W Europie zaczęła niedawno obowiązywać „Ustawa o rynkach cyfrowych”, znacznie ułatwia życie użytkownikom smartfonów. Nakazuje bowiem twórcom systemów Android oraz iOS, udostępnienie swoich platform zewnętrznym sklepom z aplikacjami. W podobnym kierunku podążą teraz Japonia, której parlament przyjął właśnie nowe przepisy, mające na celu zwiększenie konkurencji w branży technologicznej
Japoński parlament przegłosował właśnie ustawę o nazwie Smartphone Software Competition Promotion Act, która jest bardzo zbliżona do europejskiego DMA. Wymaga od firm takich jak Google i Apple, udostępnienia na własnych platformach zewnętrznych sklepów z aplikacjami. Jak donosi The Asahi Shimbun, prawo zabrania również firmom, preferencyjnego traktowania własnych systemów płatności. Muszą więc zapewnić twórcom i wydawcom aplikacji, możliwość korzystania z dowolnej wybranej przez nich platformy płatniczej. Ponadto stanowi, że firmy technologiczne nie mogą nadawać priorytetu swoim aplikacjom i usługom, w wynikach wyszukiwania.

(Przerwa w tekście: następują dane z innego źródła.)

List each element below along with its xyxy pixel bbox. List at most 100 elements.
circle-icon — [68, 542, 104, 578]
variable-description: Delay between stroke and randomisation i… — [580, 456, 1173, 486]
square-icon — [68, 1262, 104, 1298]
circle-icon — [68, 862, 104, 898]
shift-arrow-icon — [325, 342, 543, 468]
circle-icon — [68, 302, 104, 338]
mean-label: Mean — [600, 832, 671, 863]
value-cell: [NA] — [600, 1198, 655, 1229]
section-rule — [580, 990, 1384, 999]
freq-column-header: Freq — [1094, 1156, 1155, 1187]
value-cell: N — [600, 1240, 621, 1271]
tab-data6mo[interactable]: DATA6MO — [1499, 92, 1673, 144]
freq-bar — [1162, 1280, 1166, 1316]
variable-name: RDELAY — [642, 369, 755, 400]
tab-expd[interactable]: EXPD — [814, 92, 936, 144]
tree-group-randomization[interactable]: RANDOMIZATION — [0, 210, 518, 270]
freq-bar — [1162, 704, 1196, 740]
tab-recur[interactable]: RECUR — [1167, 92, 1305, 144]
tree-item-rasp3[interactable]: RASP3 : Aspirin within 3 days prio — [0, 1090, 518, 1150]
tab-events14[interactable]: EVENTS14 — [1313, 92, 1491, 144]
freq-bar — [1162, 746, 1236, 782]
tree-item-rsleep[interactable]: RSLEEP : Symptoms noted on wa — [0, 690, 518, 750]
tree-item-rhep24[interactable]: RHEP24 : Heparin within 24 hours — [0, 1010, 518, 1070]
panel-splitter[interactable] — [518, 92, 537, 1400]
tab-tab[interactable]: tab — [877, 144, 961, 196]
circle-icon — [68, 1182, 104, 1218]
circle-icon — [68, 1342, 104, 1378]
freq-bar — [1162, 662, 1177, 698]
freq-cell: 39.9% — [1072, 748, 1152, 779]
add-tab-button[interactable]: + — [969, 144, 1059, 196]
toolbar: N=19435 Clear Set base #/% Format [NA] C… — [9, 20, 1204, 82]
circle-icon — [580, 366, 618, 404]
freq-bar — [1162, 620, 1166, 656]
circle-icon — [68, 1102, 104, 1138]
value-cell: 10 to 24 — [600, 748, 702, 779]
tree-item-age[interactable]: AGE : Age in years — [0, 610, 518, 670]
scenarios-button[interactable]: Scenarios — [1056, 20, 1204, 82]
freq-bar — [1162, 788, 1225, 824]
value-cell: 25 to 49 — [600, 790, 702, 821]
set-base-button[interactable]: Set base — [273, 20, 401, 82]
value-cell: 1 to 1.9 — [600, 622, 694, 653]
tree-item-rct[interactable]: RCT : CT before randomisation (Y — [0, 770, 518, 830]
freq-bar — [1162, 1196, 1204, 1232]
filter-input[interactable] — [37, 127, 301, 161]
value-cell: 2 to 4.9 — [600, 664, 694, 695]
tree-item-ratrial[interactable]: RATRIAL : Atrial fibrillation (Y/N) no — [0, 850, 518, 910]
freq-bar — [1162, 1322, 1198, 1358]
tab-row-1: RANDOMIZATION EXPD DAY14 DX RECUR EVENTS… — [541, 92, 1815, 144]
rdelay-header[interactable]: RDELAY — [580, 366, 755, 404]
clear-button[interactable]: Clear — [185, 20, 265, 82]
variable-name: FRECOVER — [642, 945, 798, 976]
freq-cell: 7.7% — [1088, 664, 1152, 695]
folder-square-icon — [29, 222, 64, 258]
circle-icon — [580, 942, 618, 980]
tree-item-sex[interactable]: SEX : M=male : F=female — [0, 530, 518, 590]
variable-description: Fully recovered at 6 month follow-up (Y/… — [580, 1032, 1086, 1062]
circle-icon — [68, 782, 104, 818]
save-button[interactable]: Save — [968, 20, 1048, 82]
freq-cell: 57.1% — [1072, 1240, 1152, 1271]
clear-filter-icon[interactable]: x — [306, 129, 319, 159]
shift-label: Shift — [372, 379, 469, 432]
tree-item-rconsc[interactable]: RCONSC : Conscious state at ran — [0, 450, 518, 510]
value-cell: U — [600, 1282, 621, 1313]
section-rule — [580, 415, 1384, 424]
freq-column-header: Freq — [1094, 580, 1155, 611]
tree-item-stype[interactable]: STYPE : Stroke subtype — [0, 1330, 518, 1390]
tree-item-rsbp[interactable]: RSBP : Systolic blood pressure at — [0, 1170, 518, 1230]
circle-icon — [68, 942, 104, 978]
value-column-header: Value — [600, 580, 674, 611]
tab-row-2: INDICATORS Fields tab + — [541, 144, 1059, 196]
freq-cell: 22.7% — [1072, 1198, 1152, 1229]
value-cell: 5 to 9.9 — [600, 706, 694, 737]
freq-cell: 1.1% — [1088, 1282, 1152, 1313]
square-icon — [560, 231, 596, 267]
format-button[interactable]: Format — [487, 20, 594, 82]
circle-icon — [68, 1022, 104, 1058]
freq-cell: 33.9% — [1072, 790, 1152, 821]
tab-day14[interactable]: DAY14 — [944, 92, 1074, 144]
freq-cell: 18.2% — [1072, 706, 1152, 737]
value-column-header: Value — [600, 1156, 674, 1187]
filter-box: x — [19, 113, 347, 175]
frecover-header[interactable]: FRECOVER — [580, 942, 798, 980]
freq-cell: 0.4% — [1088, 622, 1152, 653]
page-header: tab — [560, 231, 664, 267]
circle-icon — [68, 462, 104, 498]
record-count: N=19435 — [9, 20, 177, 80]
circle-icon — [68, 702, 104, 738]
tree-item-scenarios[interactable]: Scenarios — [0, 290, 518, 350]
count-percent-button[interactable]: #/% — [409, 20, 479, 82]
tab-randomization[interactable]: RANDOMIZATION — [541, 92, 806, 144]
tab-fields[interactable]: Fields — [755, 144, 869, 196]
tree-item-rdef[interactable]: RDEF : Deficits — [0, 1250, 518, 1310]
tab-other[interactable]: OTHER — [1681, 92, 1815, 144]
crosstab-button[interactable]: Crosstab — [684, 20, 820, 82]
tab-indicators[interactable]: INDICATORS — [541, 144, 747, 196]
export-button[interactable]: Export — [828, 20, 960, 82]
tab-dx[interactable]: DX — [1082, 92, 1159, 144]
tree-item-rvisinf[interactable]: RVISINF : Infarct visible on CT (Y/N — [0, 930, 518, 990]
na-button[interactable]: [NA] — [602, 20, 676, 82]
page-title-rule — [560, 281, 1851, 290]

Firmy, które nie podporządkują się nowym przepisom, muszą liczyć się z karami finansowymi, które są wyjątkowo surowe. Za pierwsze wykroczenie jest aż 20% krajowych przychodów, natomiast w przypadku kolejnych naruszeń, grzywna wzrośnie do 30% przychodów.
Nowe przepisy z pewnością spodobają się użytkownikom, gdyż dzięki temu zewnętrzne sklepy z aplikacjami staną dla nich otworem i nie już musieli korzystać wyłącznie z oficjalnych. Ułatwi również życie producentom oprogramowania, którzy będą mogli oferować je za pośrednictwem własnych kanałów dystrybucji. Dodatkowo mogą korzystać z innych systemów płatności niż preferowane przez duże koncerny.